Identification of hydroxyanthraquinones as novel inhibitors of hepatitis C Virus NS3 helicase

Hepatitis C virus (HCV) is an important etiological agent of severe liver diseases, including cirrhosis and hepatocellular carcinoma. The HCV genome encodes nonstructural protein 3 (NS3) helicase, which is a potential anti-HCV drug target because its enzymatic activity is essential for viral replication. Some anthracyclines are known to be NS3 helicase inhibitors and have a hydroxyanthraquinone moiety in their structures; mitoxantrone, a hydroxyanthraquinone analogue, is also known to inhibit NS3 helicase. Therefore, we hypothesized that the hydroxyanthraquinone moiety alone could also inhibit NS3 helicase. Here, we performed a structure–activity relationship study on a series of hydroxyanthraquinones by using a fluorescence-based helicase assay.

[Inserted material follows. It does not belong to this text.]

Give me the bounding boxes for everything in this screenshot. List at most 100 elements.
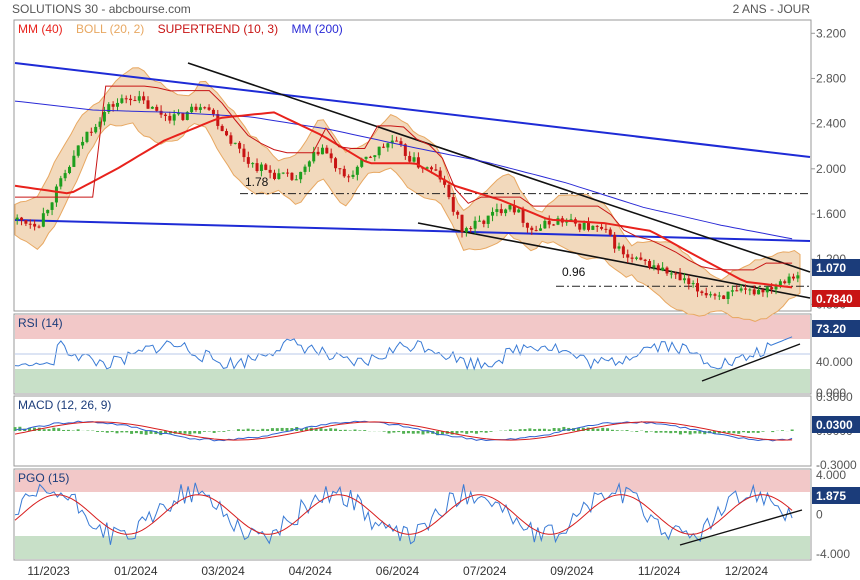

Hydroxyanthraquinones inhibited NS3 helicase with IC₅₀ values in the micromolar range. The inhibitory activity varied depending on the number and position of the phenolic hydroxyl groups, and among different hydroxyanthraquinones examined, 1,4,5,8-tetrahydroxyanthraquinone strongly inhibited NS3 helicase with an IC₅₀ value of 6 μM. Furthermore, hypericin and sennidin A, which both have two hydroxyanthraquinone-like moieties, were found to exert even stronger inhibition with IC₅₀ values of 3 and 0.8 μM, respectively. These results indicate that the hydroxyanthraquinone moiety can inhibit NS3 helicase and suggest that several key chemical structures are important for the inhibition.